High Court Deputy Judge Empowers Email Service on Defendant
If you’re tasked with serving documents, we strongly encourage you to read this article. Particularly when handling individuals without legal representation. To ensure prompt and reliable service and since Mr. O’Leary (the Defendant) can receive documents via email and is willing to do so, an Order for email service is made.
The Applicants obtained judgment against Mr O’Leary in proceedings before the Royal Court in Jersey in Claim No.2019/093. The judgment was handed down on 17 December 2021 (“the Jersey Judgment”) and by order of the same date the Royal Court (among other things) made a declaration that Mr O’Leary was liable to pay equitable compensation for breach of trust to the Applicants in the sum of £32,666,771.
Mr. O’Leary applied for bankruptcy and was set to be discharged in July 2023. The Applicants sought ‘Bacci -v- Green’ relief post-discharge to access Mr. O’Leary’s pension funds. The application was adjourned. Mr. O’Leary, represented by direct access counsel, faced a request for email service by the applicants.
Cohen & Ors v O’Leary & Ors (Re Insolvency Act 1986) [2023] EWHC 1939 (Ch)
This case looks at the difficulties of serving an individual who has not instructed a Solicitor to act for him. LV Mr Pourghadiri applied at the hearing for permission pursuant to CPR 6.27 for his instructing solicitors to serve Mr O’Leary by an alternative method, namely by email to the email address which Mr O’Leary has on occasion used to communicate with them.
LVI The application for permission to serve by email was (on instructions) not opposed by Mr Hill for Mr O’Leary, although he relayed his client’s objection to what was described as “aggressive” correspondence sent by email, typically on a Friday afternoon.

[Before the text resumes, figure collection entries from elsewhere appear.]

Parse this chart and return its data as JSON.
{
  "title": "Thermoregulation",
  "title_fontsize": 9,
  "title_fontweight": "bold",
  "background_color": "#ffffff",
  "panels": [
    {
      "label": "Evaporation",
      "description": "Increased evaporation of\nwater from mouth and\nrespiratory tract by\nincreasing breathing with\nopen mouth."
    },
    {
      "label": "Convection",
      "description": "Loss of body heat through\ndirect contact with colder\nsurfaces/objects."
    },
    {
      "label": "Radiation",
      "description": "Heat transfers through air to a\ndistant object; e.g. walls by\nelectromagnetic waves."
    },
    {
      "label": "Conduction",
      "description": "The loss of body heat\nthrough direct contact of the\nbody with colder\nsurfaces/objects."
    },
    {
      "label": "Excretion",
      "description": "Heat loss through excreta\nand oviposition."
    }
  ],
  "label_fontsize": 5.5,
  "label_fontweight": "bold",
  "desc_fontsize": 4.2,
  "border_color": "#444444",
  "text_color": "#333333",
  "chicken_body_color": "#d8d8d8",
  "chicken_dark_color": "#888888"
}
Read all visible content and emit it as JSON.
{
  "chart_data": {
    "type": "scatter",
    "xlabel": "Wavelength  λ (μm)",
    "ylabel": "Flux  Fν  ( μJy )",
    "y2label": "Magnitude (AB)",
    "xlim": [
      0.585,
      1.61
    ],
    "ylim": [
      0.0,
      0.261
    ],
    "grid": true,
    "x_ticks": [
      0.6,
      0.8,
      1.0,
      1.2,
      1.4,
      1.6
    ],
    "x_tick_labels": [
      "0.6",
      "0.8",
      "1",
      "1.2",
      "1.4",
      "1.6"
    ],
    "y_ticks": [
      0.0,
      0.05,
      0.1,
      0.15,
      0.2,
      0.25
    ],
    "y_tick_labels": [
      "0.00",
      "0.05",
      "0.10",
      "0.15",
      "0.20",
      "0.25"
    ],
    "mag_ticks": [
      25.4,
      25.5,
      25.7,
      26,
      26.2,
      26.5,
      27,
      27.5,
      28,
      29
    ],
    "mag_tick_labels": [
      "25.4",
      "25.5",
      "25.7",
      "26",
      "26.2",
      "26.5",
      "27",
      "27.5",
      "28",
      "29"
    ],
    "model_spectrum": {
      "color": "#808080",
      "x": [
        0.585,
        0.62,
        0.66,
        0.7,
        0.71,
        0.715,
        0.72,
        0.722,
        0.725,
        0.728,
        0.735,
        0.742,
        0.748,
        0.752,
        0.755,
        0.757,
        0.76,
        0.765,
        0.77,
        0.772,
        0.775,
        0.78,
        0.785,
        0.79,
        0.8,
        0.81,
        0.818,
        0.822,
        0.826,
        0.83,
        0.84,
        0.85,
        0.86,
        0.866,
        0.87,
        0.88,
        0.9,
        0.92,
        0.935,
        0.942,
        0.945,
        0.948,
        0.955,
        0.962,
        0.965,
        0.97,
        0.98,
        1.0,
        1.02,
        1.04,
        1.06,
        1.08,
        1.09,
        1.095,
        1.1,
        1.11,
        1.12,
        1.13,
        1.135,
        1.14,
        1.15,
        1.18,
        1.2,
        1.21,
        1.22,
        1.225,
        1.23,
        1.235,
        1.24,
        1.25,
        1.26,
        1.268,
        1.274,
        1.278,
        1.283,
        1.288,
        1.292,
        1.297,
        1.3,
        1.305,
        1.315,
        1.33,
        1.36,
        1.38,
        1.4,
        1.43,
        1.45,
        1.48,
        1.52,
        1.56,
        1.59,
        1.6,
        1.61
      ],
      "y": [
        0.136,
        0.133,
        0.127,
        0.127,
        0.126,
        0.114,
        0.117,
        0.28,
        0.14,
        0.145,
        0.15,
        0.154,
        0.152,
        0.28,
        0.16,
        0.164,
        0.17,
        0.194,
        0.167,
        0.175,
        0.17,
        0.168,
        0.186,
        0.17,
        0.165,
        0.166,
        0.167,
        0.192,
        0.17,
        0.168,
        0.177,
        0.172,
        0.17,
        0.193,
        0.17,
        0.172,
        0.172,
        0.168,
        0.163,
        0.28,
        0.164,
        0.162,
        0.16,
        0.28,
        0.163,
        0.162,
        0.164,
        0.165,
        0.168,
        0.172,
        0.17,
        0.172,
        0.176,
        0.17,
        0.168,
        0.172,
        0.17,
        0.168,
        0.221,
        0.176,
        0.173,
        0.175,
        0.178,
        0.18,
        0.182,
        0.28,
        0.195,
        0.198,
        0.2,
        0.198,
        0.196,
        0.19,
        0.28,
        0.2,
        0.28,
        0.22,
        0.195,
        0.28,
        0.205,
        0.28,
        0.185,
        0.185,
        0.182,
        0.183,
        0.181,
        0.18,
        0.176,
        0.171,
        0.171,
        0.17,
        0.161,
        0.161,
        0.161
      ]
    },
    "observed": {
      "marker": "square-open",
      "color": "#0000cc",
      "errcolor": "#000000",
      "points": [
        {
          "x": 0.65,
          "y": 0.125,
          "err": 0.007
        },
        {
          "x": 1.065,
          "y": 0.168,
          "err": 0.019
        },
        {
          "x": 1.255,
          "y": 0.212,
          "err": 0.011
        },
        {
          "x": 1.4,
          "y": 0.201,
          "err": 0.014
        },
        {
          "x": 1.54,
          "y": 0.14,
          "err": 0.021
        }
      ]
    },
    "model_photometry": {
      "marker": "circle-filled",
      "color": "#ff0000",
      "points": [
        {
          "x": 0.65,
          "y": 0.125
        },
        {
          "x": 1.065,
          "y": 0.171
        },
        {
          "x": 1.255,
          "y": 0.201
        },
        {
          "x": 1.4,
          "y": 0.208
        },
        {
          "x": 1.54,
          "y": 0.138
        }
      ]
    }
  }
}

A witness statement filed on behalf of the Applicants provided evidence of the difficulties when it came to serving documents on Mr O’Leary. (b) Hirst 2 also provides evidence that emails sent by the Applicants’ solicitors to Mr O’Leary on 28 April 2023 and 3 May 2023 led to a letter in response from Mr O’Leary, sent by him by email on 4 May 2023, referring to the Applicants’ solicitors’ letters of 28 April and 3 May 2023 “sent to me by email“.
It was clear in the case that on this occasion it was reasonable and sensible to order service via email thereafter. (c) Taken together with the fact that, on instructions from Mr O’Leary, Mr Hill did not oppose the application, I am therefore satisfied that there is no reason to believe that Mr O’Leary has any difficulty in receiving documents by email rather than by post or hand delivery.
There are practice directions to support the use of email service, which given the current use of technology is not unusual. CPR 6.20(d) and Practice Direction 6A provides that:
“Subject to the provisions of rule 6.23(5) and (6), where a document is to be served by fax or other electronic means—
(1) the party who is to be served or the solicitor acting for that party must previously have indicated in writing to the party serving—
(a) that the party to be served or the solicitor is willing to accept service by fax or other electronic means; and
(b) the fax number, e-mail address or e-mail addresses or other electronic identification to which it must be sent”.
When interacting with someone representing themselves or those without legal representation, it’s worthwhile to establish the most effective method of communication from the outset. If email is preferable due to the other party’s circumstances, consider agreeing to serve documents via email consistently. This approach can prevent delays and potential disputes over failed service, benefitting both parties.